O enredo se organiza em torno de um velho que mora numa cabana na floresta, com seu neto, um gato e uma pata. O apelo da primavera e o primeiro canto de um pássaro atraem Pedro, o neto, que sai de casa e se encontra com o lobo feroz que atemorizava todos os habitantes da região. Mas com a ajuda do pássaro, salva os amigos e torna-se um herói, orgulho do avô. Em português, há uma versão de 1969, adaptada por Heló, em edição da Brasil-América. Além disto, uma antiga gravação, também adaptada do filme de Walt Disney, Música Maestro!, com uma narração dramática de Paulo Roberto, que acompanha a narrativa musical onde as personagens estão identificadas com instrumentos de corda e sopro, num arranjo que mistura tensão e bom humor.
Pois esta história ingênua e cativante que metaforicamente fala de sair para o mundo, expor-se e sobreviver por seu próprio engenho e arte, está no exíguo palco da Cândido Mendes, numa versão de Beto e Denise Crispun.
Na trilha do bom humor, esta versão ipanemense de Pedro e o Lobo atualiza o discurso para os maiores, fazendo uso de expressões e referências de linguagem vindas de outro contexto, como a TV e a publicidade, em tiradas espirituosas.
Para os bem pequenos, a versão guarda as emoções e os sustos que fazem o suspense e a surpresa da narrativa tradicional.
Um encaixe providencial desta história em outra permite conservar o recurso a um narrador explícito, marca indelével da literatura oral. Aqui ele é o bobo da corte deste reino que, ameaçado pelo lobo, declara aberta a temporada de cala,
através de oficiais de seu exército. A rainha promete recompensas e conclama a população a fiscalizar os caminhos do terrível inimigo.
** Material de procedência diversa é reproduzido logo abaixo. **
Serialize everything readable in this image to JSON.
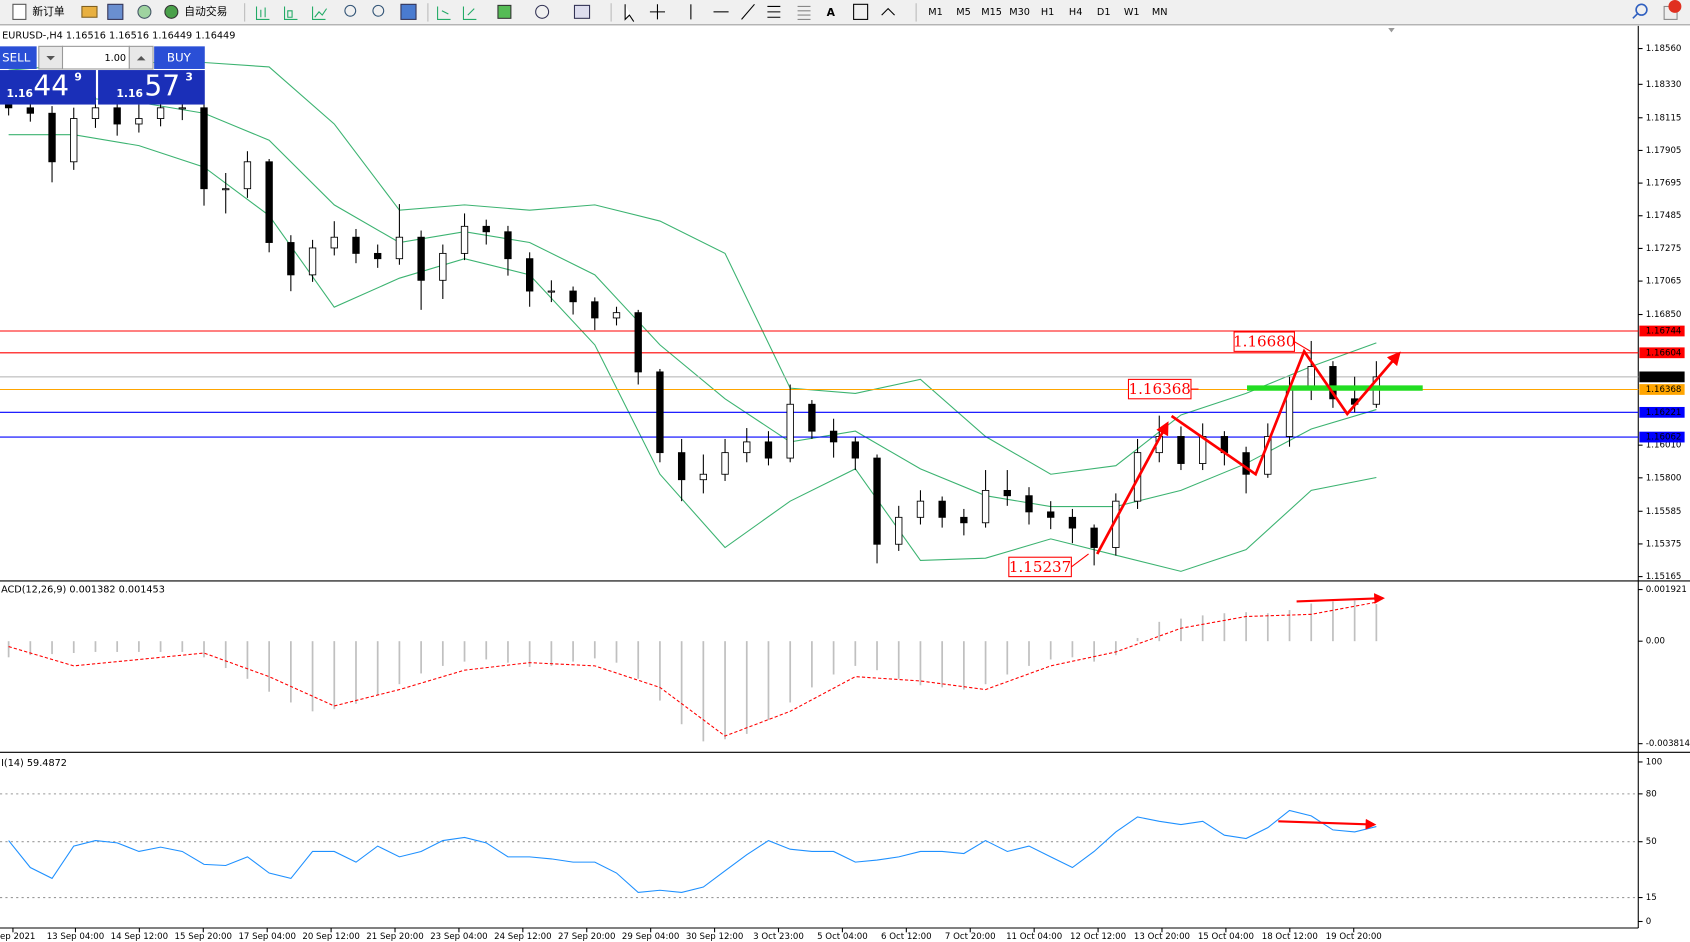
{
  "toolbar": {
    "new_order": "新订单",
    "auto_trading": "自动交易",
    "timeframes": [
      "M1",
      "M5",
      "M15",
      "M30",
      "H1",
      "H4",
      "D1",
      "W1",
      "MN"
    ]
  },
  "trade_panel": {
    "sell": "SELL",
    "buy": "BUY",
    "lot": "1.00",
    "sell_price": {
      "big": "1.16",
      "pips": "44",
      "point": "9"
    },
    "buy_price": {
      "big": "1.16",
      "pips": "57",
      "point": "3"
    }
  },
  "chart_data": [
    {
      "type": "candlestick",
      "title": "EURUSD-,H4  1.16516 1.16516 1.16449 1.16449",
      "open": [
        1.182,
        1.18179,
        1.18144,
        1.17832,
        1.1811,
        1.18179,
        1.18075,
        1.1811,
        1.18179,
        1.18179,
        1.17659,
        1.17659,
        1.17832,
        1.17313,
        1.17105,
        1.17278,
        1.17347,
        1.17243,
        1.17209,
        1.17347,
        1.1707,
        1.17243,
        1.17417,
        1.17382,
        1.17209,
        1.17001,
        1.17001,
        1.16932,
        1.16828,
        1.16862,
        1.16481,
        1.15962,
        1.15788,
        1.15823,
        1.15962,
        1.16031,
        1.15927,
        1.16273,
        1.161,
        1.16031,
        1.15927,
        1.15373,
        1.15546,
        1.1565,
        1.15546,
        1.15511,
        1.15719,
        1.15685,
        1.15581,
        1.15546,
        1.15477,
        1.15352,
        1.1565,
        1.15962,
        1.16066,
        1.15892,
        1.16066,
        1.15962,
        1.15823,
        1.16066,
        1.16377,
        1.16516,
        1.16308,
        1.16273
      ],
      "high": [
        1.1825,
        1.1823,
        1.1819,
        1.1818,
        1.1825,
        1.1823,
        1.182,
        1.1826,
        1.1824,
        1.182,
        1.1776,
        1.179,
        1.1785,
        1.1736,
        1.1733,
        1.1745,
        1.174,
        1.173,
        1.1756,
        1.1739,
        1.173,
        1.175,
        1.1746,
        1.1742,
        1.1725,
        1.1707,
        1.1703,
        1.1696,
        1.169,
        1.1688,
        1.165,
        1.1605,
        1.1595,
        1.1605,
        1.1612,
        1.161,
        1.164,
        1.163,
        1.1618,
        1.1606,
        1.1595,
        1.1562,
        1.1572,
        1.1568,
        1.156,
        1.1585,
        1.1585,
        1.1574,
        1.1565,
        1.156,
        1.155,
        1.157,
        1.1605,
        1.162,
        1.1613,
        1.1615,
        1.161,
        1.16,
        1.1615,
        1.1645,
        1.1668,
        1.1655,
        1.1645,
        1.1655
      ],
      "low": [
        1.1813,
        1.1809,
        1.177,
        1.1778,
        1.1805,
        1.18,
        1.1802,
        1.1806,
        1.181,
        1.1755,
        1.175,
        1.176,
        1.1725,
        1.17,
        1.1706,
        1.1723,
        1.1718,
        1.1715,
        1.1717,
        1.1688,
        1.1695,
        1.172,
        1.173,
        1.171,
        1.169,
        1.1693,
        1.1685,
        1.1675,
        1.1678,
        1.164,
        1.159,
        1.1565,
        1.157,
        1.1578,
        1.159,
        1.1588,
        1.159,
        1.1605,
        1.1593,
        1.1585,
        1.1525,
        1.1533,
        1.155,
        1.1548,
        1.1543,
        1.1548,
        1.1562,
        1.155,
        1.1547,
        1.1538,
        1.15237,
        1.153,
        1.156,
        1.159,
        1.1585,
        1.1585,
        1.1588,
        1.157,
        1.158,
        1.16,
        1.163,
        1.1625,
        1.16221,
        1.1625
      ],
      "close": [
        1.18179,
        1.18144,
        1.17832,
        1.1811,
        1.18179,
        1.18075,
        1.1811,
        1.18179,
        1.18179,
        1.17659,
        1.17659,
        1.17832,
        1.17313,
        1.17105,
        1.17278,
        1.17347,
        1.17243,
        1.17209,
        1.17347,
        1.1707,
        1.17243,
        1.17417,
        1.17382,
        1.17209,
        1.17001,
        1.17001,
        1.16932,
        1.16828,
        1.16862,
        1.16481,
        1.15962,
        1.15788,
        1.15823,
        1.15962,
        1.16031,
        1.15927,
        1.16273,
        1.161,
        1.16031,
        1.15927,
        1.15373,
        1.15546,
        1.1565,
        1.15546,
        1.15511,
        1.15719,
        1.15685,
        1.15581,
        1.15546,
        1.15477,
        1.15352,
        1.1565,
        1.15962,
        1.16066,
        1.15892,
        1.16066,
        1.15962,
        1.15823,
        1.16066,
        1.16377,
        1.16516,
        1.16308,
        1.16273,
        1.16449
      ],
      "ylim": [
        1.15144,
        1.18699
      ],
      "yticks": [
        {
          "value": 1.1856,
          "label": "1.18560"
        },
        {
          "value": 1.1833,
          "label": "1.18330"
        },
        1.18115,
        1.17905,
        1.17695,
        1.17485,
        1.17275,
        1.17065,
        {
          "value": 1.1685,
          "label": "1.16850"
        },
        {
          "value": 1.1601,
          "label": "1.16010"
        },
        {
          "value": 1.158,
          "label": "1.15800"
        },
        1.15585,
        1.15375,
        1.15165
      ],
      "x_labels": [
        "ep 2021",
        "13 Sep 04:00",
        "14 Sep 12:00",
        "15 Sep 20:00",
        "17 Sep 04:00",
        "20 Sep 12:00",
        "21 Sep 20:00",
        "23 Sep 04:00",
        "24 Sep 12:00",
        "27 Sep 20:00",
        "29 Sep 04:00",
        "30 Sep 12:00",
        "3 Oct 23:00",
        "5 Oct 04:00",
        "6 Oct 12:00",
        "7 Oct 20:00",
        "11 Oct 04:00",
        "12 Oct 12:00",
        "13 Oct 20:00",
        "15 Oct 04:00",
        "18 Oct 12:00",
        "19 Oct 20:00"
      ],
      "bands": [
        {
          "color": "#3cb371",
          "x": [
            0,
            3,
            6,
            9,
            12,
            15,
            18,
            21,
            24,
            27,
            30,
            33,
            36,
            39,
            42,
            45,
            48,
            51,
            54,
            57,
            60,
            63
          ],
          "values": [
            1.18421,
            1.18456,
            1.1847,
            1.1847,
            1.18442,
            1.18075,
            1.17521,
            1.17555,
            1.17521,
            1.17555,
            1.17451,
            1.17243,
            1.16377,
            1.16343,
            1.16433,
            1.16066,
            1.15823,
            1.15878,
            1.16204,
            1.16343,
            1.16516,
            1.16668
          ]
        },
        {
          "color": "#3cb371",
          "x": [
            0,
            3,
            6,
            9,
            12,
            15,
            18,
            21,
            24,
            27,
            30,
            33,
            36,
            39,
            42,
            45,
            48,
            51,
            54,
            57,
            60,
            63
          ],
          "values": [
            1.18214,
            1.18248,
            1.18214,
            1.18144,
            1.17971,
            1.17555,
            1.17313,
            1.17382,
            1.17313,
            1.17105,
            1.16655,
            1.16308,
            1.16031,
            1.161,
            1.15858,
            1.15685,
            1.15615,
            1.15615,
            1.15719,
            1.15892,
            1.16114,
            1.16239
          ]
        },
        {
          "color": "#3cb371",
          "x": [
            0,
            3,
            6,
            9,
            12,
            15,
            18,
            21,
            24,
            27,
            30,
            33,
            36,
            39,
            42,
            45,
            48,
            51,
            54,
            57,
            60,
            63
          ],
          "values": [
            1.18006,
            1.18006,
            1.17936,
            1.17798,
            1.17486,
            1.16897,
            1.17084,
            1.17209,
            1.17105,
            1.16655,
            1.15823,
            1.15352,
            1.1565,
            1.15858,
            1.15269,
            1.15283,
            1.15407,
            1.15303,
            1.15199,
            1.15338,
            1.15719,
            1.15802
          ]
        }
      ],
      "levels": [
        {
          "value": 1.16744,
          "color": "#ff0000"
        },
        {
          "value": 1.16604,
          "color": "#ff0000"
        },
        {
          "value": 1.16449,
          "color": "#b0b0b0",
          "label_color": "#000000"
        },
        {
          "value": 1.16368,
          "color": "#ffa500"
        },
        {
          "value": 1.16221,
          "color": "#0000ff"
        },
        {
          "value": 1.16062,
          "color": "#0000ff"
        }
      ],
      "annotations": [
        {
          "text": "1.16680"
        },
        {
          "text": "1.16368"
        },
        {
          "text": "1.15237"
        }
      ]
    },
    {
      "type": "macd",
      "title": "ACD(12,26,9) 0.001382 0.001453",
      "ylim": [
        -0.004095,
        0.002202
      ],
      "yticks": [
        0.001921,
        {
          "value": 0,
          "label": "0.00"
        },
        -0.003814
      ],
      "series": [
        {
          "color": "#c0c0c0",
          "values": [
            -0.0006,
            -0.00052,
            -0.00048,
            -0.00044,
            -0.0004,
            -0.0004,
            -0.0004,
            -0.0004,
            -0.0004,
            -0.0006,
            -0.001,
            -0.0014,
            -0.00188,
            -0.00228,
            -0.00261,
            -0.00253,
            -0.00233,
            -0.00201,
            -0.0016,
            -0.0012,
            -0.00092,
            -0.00076,
            -0.00068,
            -0.0008,
            -0.00096,
            -0.00092,
            -0.00076,
            -0.00064,
            -0.0008,
            -0.0014,
            -0.00221,
            -0.00309,
            -0.00373,
            -0.00365,
            -0.00345,
            -0.00293,
            -0.00228,
            -0.00172,
            -0.00124,
            -0.00092,
            -0.00108,
            -0.0014,
            -0.00164,
            -0.00172,
            -0.0018,
            -0.0016,
            -0.00124,
            -0.00092,
            -0.00068,
            -0.0006,
            -0.00076,
            -0.00052,
            0.00012,
            0.00072,
            0.00084,
            0.00096,
            0.00104,
            0.00108,
            0.00104,
            0.00116,
            0.0014,
            0.00148,
            0.00152,
            0.001382
          ]
        },
        {
          "color": "#ff0000",
          "x": [
            0,
            3,
            6,
            9,
            12,
            15,
            18,
            21,
            24,
            27,
            30,
            33,
            36,
            39,
            42,
            45,
            48,
            51,
            54,
            57,
            60,
            63
          ],
          "values": [
            -0.0002,
            -0.00092,
            -0.00068,
            -0.00044,
            -0.00132,
            -0.00241,
            -0.0018,
            -0.00108,
            -0.0008,
            -0.00092,
            -0.00172,
            -0.00353,
            -0.00261,
            -0.00132,
            -0.00148,
            -0.0018,
            -0.00092,
            -0.0004,
            0.00048,
            0.00092,
            0.001,
            0.001453
          ]
        }
      ]
    },
    {
      "type": "line",
      "title": "I(14) 59.4872",
      "color": "#1e90ff",
      "ylim": [
        -3.4,
        104.7
      ],
      "yticks": [
        100,
        80,
        50,
        15,
        0
      ],
      "levels": [
        80,
        50,
        15
      ],
      "values": [
        50.7,
        33.8,
        27,
        47.3,
        50.7,
        49.3,
        43.9,
        46.6,
        43.9,
        35.8,
        35.1,
        40.5,
        30.4,
        27,
        43.9,
        43.9,
        37.2,
        47.3,
        40.5,
        43.9,
        50.7,
        52.7,
        49.3,
        40.5,
        40.5,
        39.2,
        37.2,
        37.2,
        30.4,
        18.2,
        19.6,
        18.2,
        21.6,
        31.8,
        41.9,
        50.7,
        45.3,
        43.9,
        43.9,
        37.2,
        38.5,
        40.5,
        43.9,
        43.9,
        42.6,
        50.7,
        43.9,
        47.3,
        40.5,
        33.8,
        43.9,
        56.1,
        65.5,
        62.8,
        60.8,
        62.8,
        54.1,
        52,
        58.8,
        69.6,
        66.2,
        57.4,
        56.1,
        59.4872
      ]
    }
  ]
}
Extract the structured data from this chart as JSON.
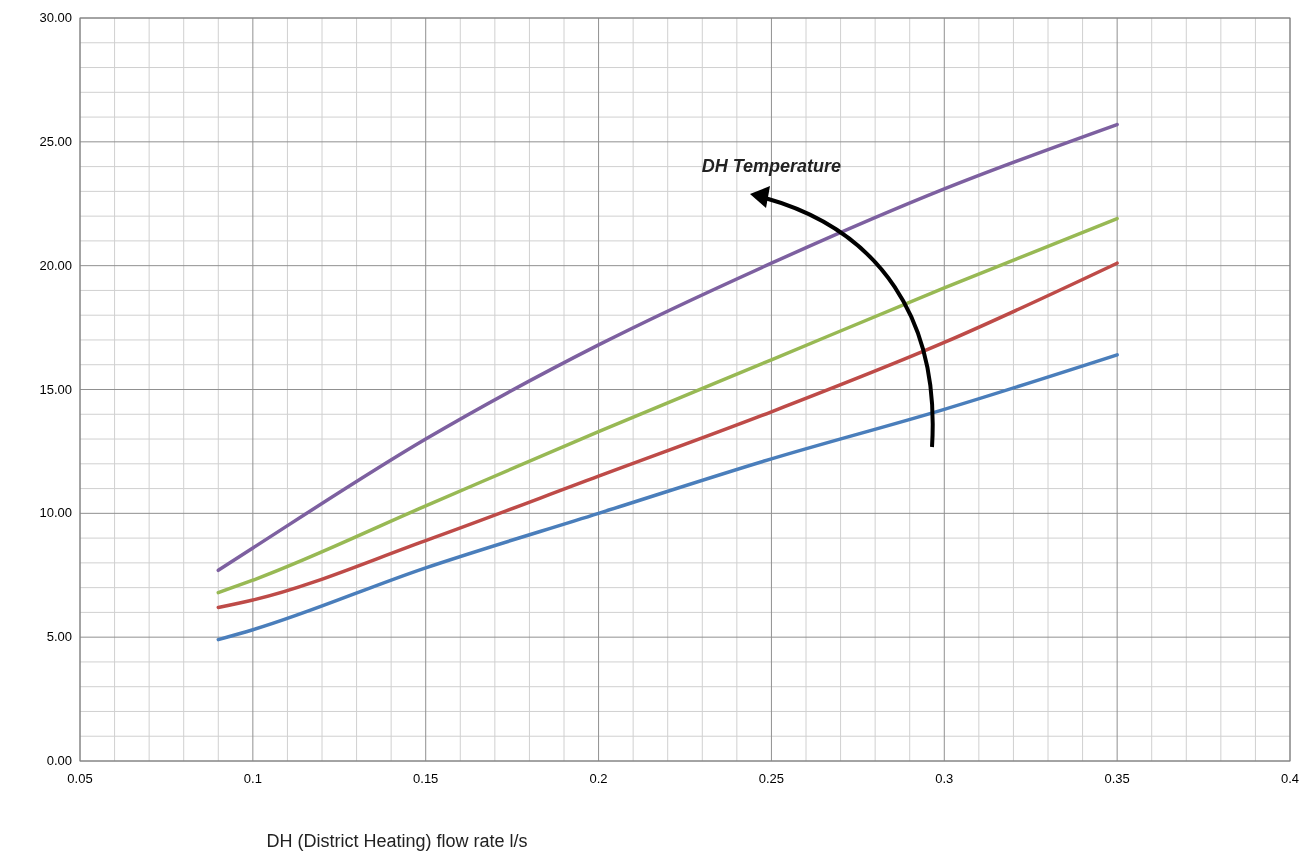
{
  "chart_data": {
    "type": "line",
    "xlabel": "DH (District Heating) flow rate l/s",
    "annotations": [
      "DH Temperature"
    ],
    "x": [
      0.09,
      0.1,
      0.15,
      0.2,
      0.25,
      0.3,
      0.35
    ],
    "series": [
      {
        "color": "#4a7ebb",
        "values": [
          4.9,
          5.3,
          7.8,
          10.0,
          12.2,
          14.2,
          16.4
        ]
      },
      {
        "color": "#be4b48",
        "values": [
          6.2,
          6.5,
          8.9,
          11.5,
          14.1,
          16.9,
          20.1
        ]
      },
      {
        "color": "#98b954",
        "values": [
          6.8,
          7.3,
          10.3,
          13.3,
          16.2,
          19.1,
          21.9
        ]
      },
      {
        "color": "#7d60a0",
        "values": [
          7.7,
          8.6,
          13.0,
          16.8,
          20.1,
          23.1,
          25.7
        ]
      }
    ],
    "xlim": [
      0.05,
      0.4
    ],
    "xticks": [
      0.05,
      0.1,
      0.15,
      0.2,
      0.25,
      0.3,
      0.35,
      0.4
    ],
    "ylim": [
      0,
      30
    ],
    "yticks": [
      {
        "value": 0,
        "label": "0.00"
      },
      {
        "value": 5,
        "label": "5.00"
      },
      {
        "value": 10,
        "label": "10.00"
      },
      {
        "value": 15,
        "label": "15.00"
      },
      {
        "value": 20,
        "label": "20.00"
      },
      {
        "value": 25,
        "label": "25.00"
      },
      {
        "value": 30,
        "label": "30.00"
      }
    ],
    "grid": true,
    "marker": "none",
    "line_style": "solid"
  }
}
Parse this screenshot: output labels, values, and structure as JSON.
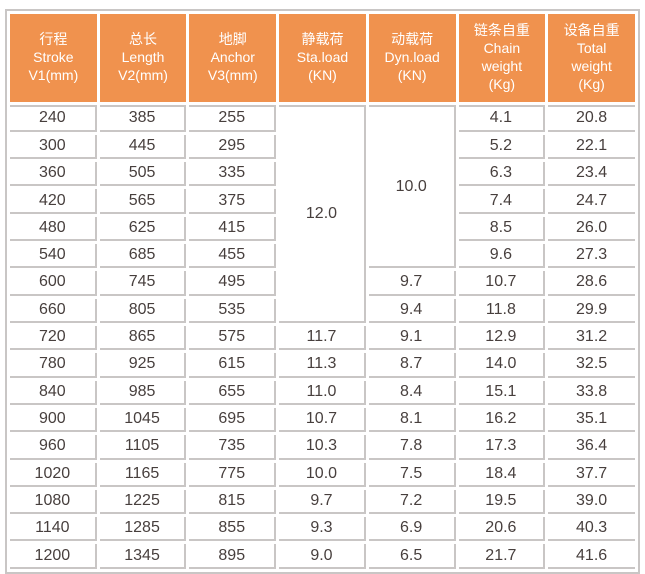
{
  "colors": {
    "header_bg": "#f0924e",
    "header_text": "#ffffff",
    "grid_line": "#c9c6c5",
    "cell_bg": "#ffffff",
    "cell_text": "#473f3d"
  },
  "table": {
    "columns": [
      {
        "id": "stroke",
        "lines": [
          "行程",
          "Stroke",
          "V1(mm)"
        ]
      },
      {
        "id": "length",
        "lines": [
          "总长",
          "Length",
          "V2(mm)"
        ]
      },
      {
        "id": "anchor",
        "lines": [
          "地脚",
          "Anchor",
          "V3(mm)"
        ]
      },
      {
        "id": "sta-load",
        "lines": [
          "静载荷",
          "Sta.load",
          "(KN)"
        ]
      },
      {
        "id": "dyn-load",
        "lines": [
          "动载荷",
          "Dyn.load",
          "(KN)"
        ]
      },
      {
        "id": "chain-weight",
        "lines": [
          "链条自重",
          "Chain",
          "weight",
          "(Kg)"
        ]
      },
      {
        "id": "total-weight",
        "lines": [
          "设备自重",
          "Total",
          "weight",
          "(Kg)"
        ]
      }
    ],
    "rows": [
      [
        "240",
        "385",
        "255",
        {
          "v": "12.0",
          "rowspan": 8
        },
        {
          "v": "10.0",
          "rowspan": 6
        },
        "4.1",
        "20.8"
      ],
      [
        "300",
        "445",
        "295",
        null,
        null,
        "5.2",
        "22.1"
      ],
      [
        "360",
        "505",
        "335",
        null,
        null,
        "6.3",
        "23.4"
      ],
      [
        "420",
        "565",
        "375",
        null,
        null,
        "7.4",
        "24.7"
      ],
      [
        "480",
        "625",
        "415",
        null,
        null,
        "8.5",
        "26.0"
      ],
      [
        "540",
        "685",
        "455",
        null,
        null,
        "9.6",
        "27.3"
      ],
      [
        "600",
        "745",
        "495",
        null,
        "9.7",
        "10.7",
        "28.6"
      ],
      [
        "660",
        "805",
        "535",
        null,
        "9.4",
        "11.8",
        "29.9"
      ],
      [
        "720",
        "865",
        "575",
        "11.7",
        "9.1",
        "12.9",
        "31.2"
      ],
      [
        "780",
        "925",
        "615",
        "11.3",
        "8.7",
        "14.0",
        "32.5"
      ],
      [
        "840",
        "985",
        "655",
        "11.0",
        "8.4",
        "15.1",
        "33.8"
      ],
      [
        "900",
        "1045",
        "695",
        "10.7",
        "8.1",
        "16.2",
        "35.1"
      ],
      [
        "960",
        "1105",
        "735",
        "10.3",
        "7.8",
        "17.3",
        "36.4"
      ],
      [
        "1020",
        "1165",
        "775",
        "10.0",
        "7.5",
        "18.4",
        "37.7"
      ],
      [
        "1080",
        "1225",
        "815",
        "9.7",
        "7.2",
        "19.5",
        "39.0"
      ],
      [
        "1140",
        "1285",
        "855",
        "9.3",
        "6.9",
        "20.6",
        "40.3"
      ],
      [
        "1200",
        "1345",
        "895",
        "9.0",
        "6.5",
        "21.7",
        "41.6"
      ]
    ]
  }
}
No espaço diminuto deste teatro de arena, a inventividade faz milagres para localizar a cabana e o lago, a floresta e o salão de audiência real. É uma produção extremamente despojada – lugar forçado no teatro infantil – mas nem
por isto compromete a agilidade do trabalho de Luiz Salem que também faz o bobo e o lobo. A direção explora exatamente este aspecto lúdico que comuta tensão e distensão em cena.
A música, como não poderia deixar de ser, pontifica, desde a primeira cena, quando o tema é apresentado em Coro a capela pelo grupo de atores. Depois desdobra-se e se mistura com ritmos modernos que ajudam a carnavalizar a
versão. A iluminação de Marcos Quinderé atua apenas como grifo para o clima emocional de cada cena.
Mais que os figurinos, um bom trabalho corporal e cênico ajuda a caracterizar as personagens – animais, convincentes em seu desempenho. Exceto por certas falas que se perdem no meio do palco, Pedro/Jonas Torres dá conta do recado e
da missão de matar o lobo, e no final do espetáculo, distribui autógrafos no programa da peça.
A exiguidade dos recursos e a adaptação não desvalorizam o bom trabalho técnico do grupo e o texto original. Para o público de Denise e Beto Crispun, depois do sucesso de Morangos e Lunetas, fica confirmado o respeito pela sensibilidade e inteligência infantis.